1 .Why is a single heavier transformer is not used instead of three?

2 .We have 2 PSVs on desalter. What is the reason for two PSVs?

3 .Why the water injection before desalter is maintained 4.5% of crude charging?

4 .What is the function of grills (grids) inside the desalter?

1 )Three phase supply - three transformers , one on each phase balances the load. Also if one breaks, you still have some treatment.

2 )Not sure - what are the set points and design pressure? Are there two separate PSVs with different set points? Are you sure its a PSV andnot something else ?

3 )Ensures the dilution is sufficient to reduce the salt content to spec

4 )The grids are connected to the high voltage outlets of the transformers, the oil passes between them, the water droplets become polarised, coalesce and travel towards the grids and are removed. Try google books for a longer explanation.

1 .Desalter manufacturer will have to answer the first question. My guess is that it's so that if a transformer fails, you don't lose all the electric field.

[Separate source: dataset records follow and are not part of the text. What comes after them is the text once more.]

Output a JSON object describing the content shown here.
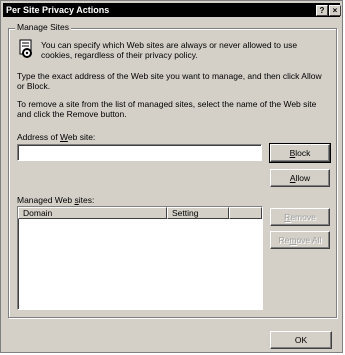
{
  "window": {
    "title": "Per Site Privacy Actions",
    "help_label": "?",
    "close_label": "×"
  },
  "manage_sites": {
    "group_label": "Manage Sites",
    "intro_line1": "You can specify which Web sites are always or never allowed to use",
    "intro_line2": "cookies, regardless of their privacy policy.",
    "instr1_line1": "Type the exact address of the Web site you want to manage, and then click Allow",
    "instr1_line2": "or Block.",
    "instr2_line1": "To remove a site from the list of managed sites, select the name of the Web site",
    "instr2_line2": "and click the Remove button.",
    "address_label_pre": "Address of ",
    "address_label_key": "W",
    "address_label_post": "eb site:",
    "address_value": "",
    "block_key": "B",
    "block_rest": "lock",
    "allow_key": "A",
    "allow_rest": "llow",
    "managed_label_pre": "Managed Web ",
    "managed_label_key": "s",
    "managed_label_post": "ites:",
    "columns": [
      "Domain",
      "Setting"
    ],
    "rows": [],
    "remove_key": "R",
    "remove_rest": "emove",
    "remove_all_pre": "Re",
    "remove_all_key": "m",
    "remove_all_post": "ove All"
  },
  "footer": {
    "ok_label": "OK"
  }
}
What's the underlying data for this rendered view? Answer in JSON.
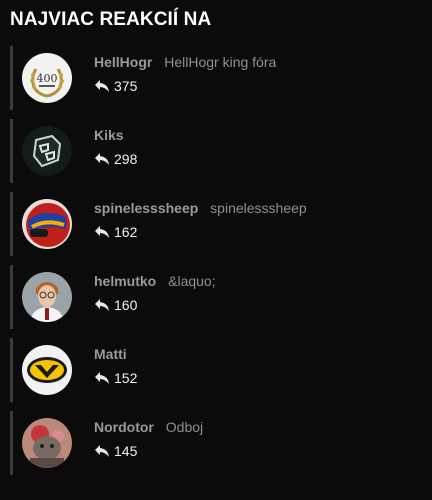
{
  "header": {
    "title": "NAJVIAC REAKCIÍ NA"
  },
  "users": [
    {
      "name": "HellHogr",
      "title": "HellHogr king fóra",
      "replies": "375",
      "avatar_icon": "laurel-400-badge-icon"
    },
    {
      "name": "Kiks",
      "title": "",
      "replies": "298",
      "avatar_icon": "game-logo-icon"
    },
    {
      "name": "spinelesssheep",
      "title": "spinelesssheep",
      "replies": "162",
      "avatar_icon": "racing-helmet-icon"
    },
    {
      "name": "helmutko",
      "title": "&laquo;",
      "replies": "160",
      "avatar_icon": "person-photo-icon"
    },
    {
      "name": "Matti",
      "title": "",
      "replies": "152",
      "avatar_icon": "yellow-logo-icon"
    },
    {
      "name": "Nordotor",
      "title": "Odboj",
      "replies": "145",
      "avatar_icon": "creature-photo-icon"
    }
  ],
  "colors": {
    "background": "#0b0b0b",
    "username": "#9a9a9a",
    "title_text": "#8f8f8f",
    "accent_bar": "#3a3a3a"
  }
}
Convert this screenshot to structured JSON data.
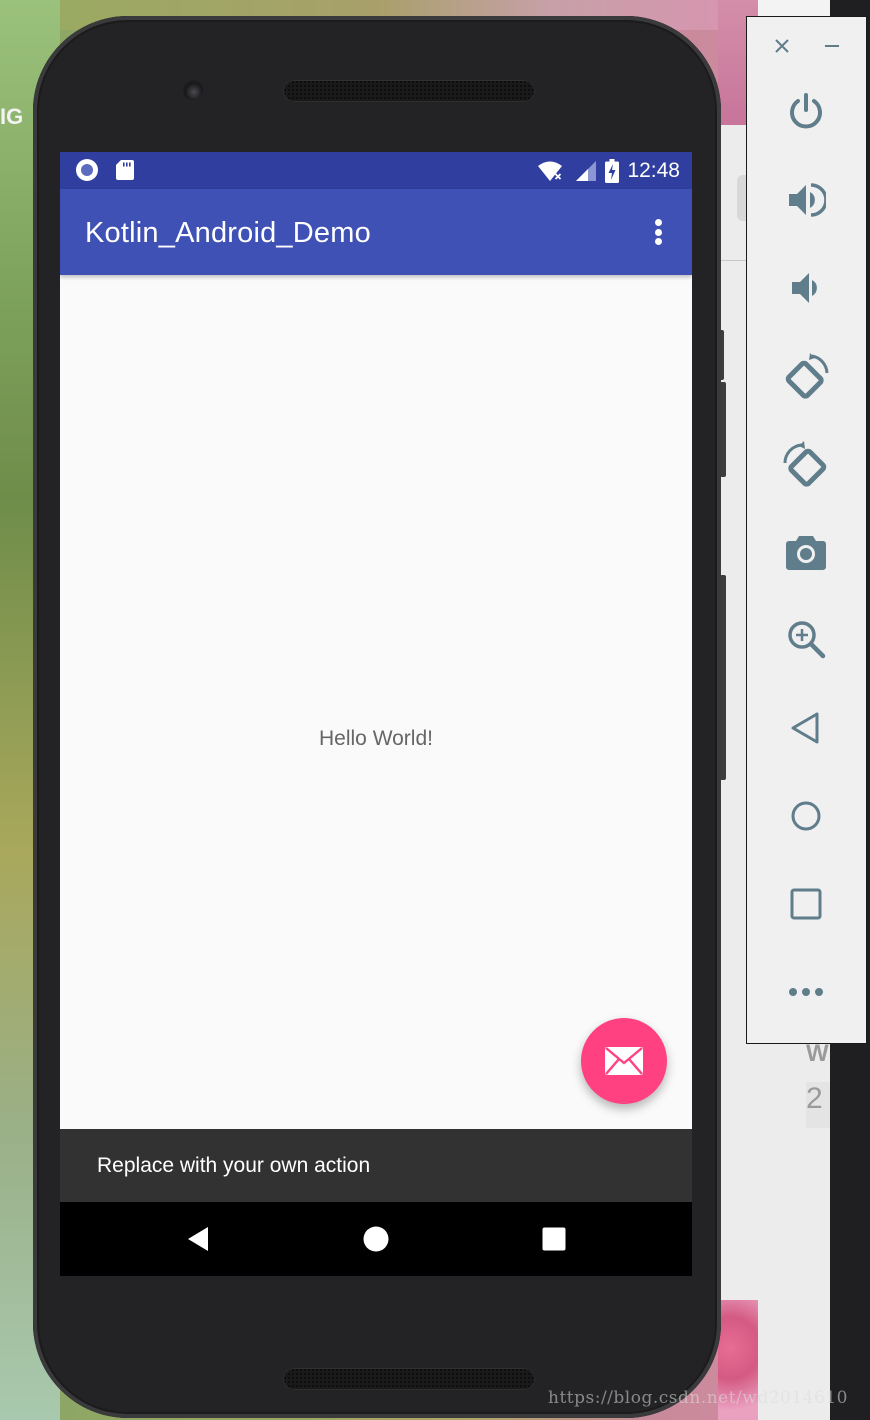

2 .I don't believe that there is a fundamental reason why a desalter would need 2 PSVs. If it's a large vessel, you might have a very large fire load so that the required load exceeds the capacity of a single PSV or there could be a large blocked in liquid relief load if the vessel is not designed for the blocked in head of the charge pump.

3 .Wash water is added to enhance the desalting by improving contacting of salts with water, diluting chlorides in water, and enhancing water coalescing (more water means water droplets are closer together, which makes it easier for them to coalesce & settle). 4-5% is a common amount of water for lighter crudes. If you are processing a heavy crude you might need 7-10% wash water to help with the desalting.

4 .The grids create the electrical field used to coalesce the water droplets. The size of the transformer and the spacing between the grids set how strong of electric field can be generated for coalescing the water.

One of the observations pertaining to 2 stage desalters is that 2nd stage efficiency remains poor as compare to 1st stage (50 to 60 % in 2nd stage as compare to 91 % in 1st stage) despite trying all necessary parameter adjustments such as Delta P, Fresh water flow, interface level, emulsion checking etc.

Is there a means of remedying this discrepancy?

The question I would have is what is the actual salt number going to the 2nd stage? if it is low then the relative removal percentage may not be 90%, but something lower. If the salt going to the 2nd stage is >10 % then it would be reasonable to expect >90%. There are ways to calculate if it has reached the ideal level by determining the mixing efficiency (function of dehydration and salt removal) as well as determining the optimal salt content (function of the dehydration and inlet salt conc.)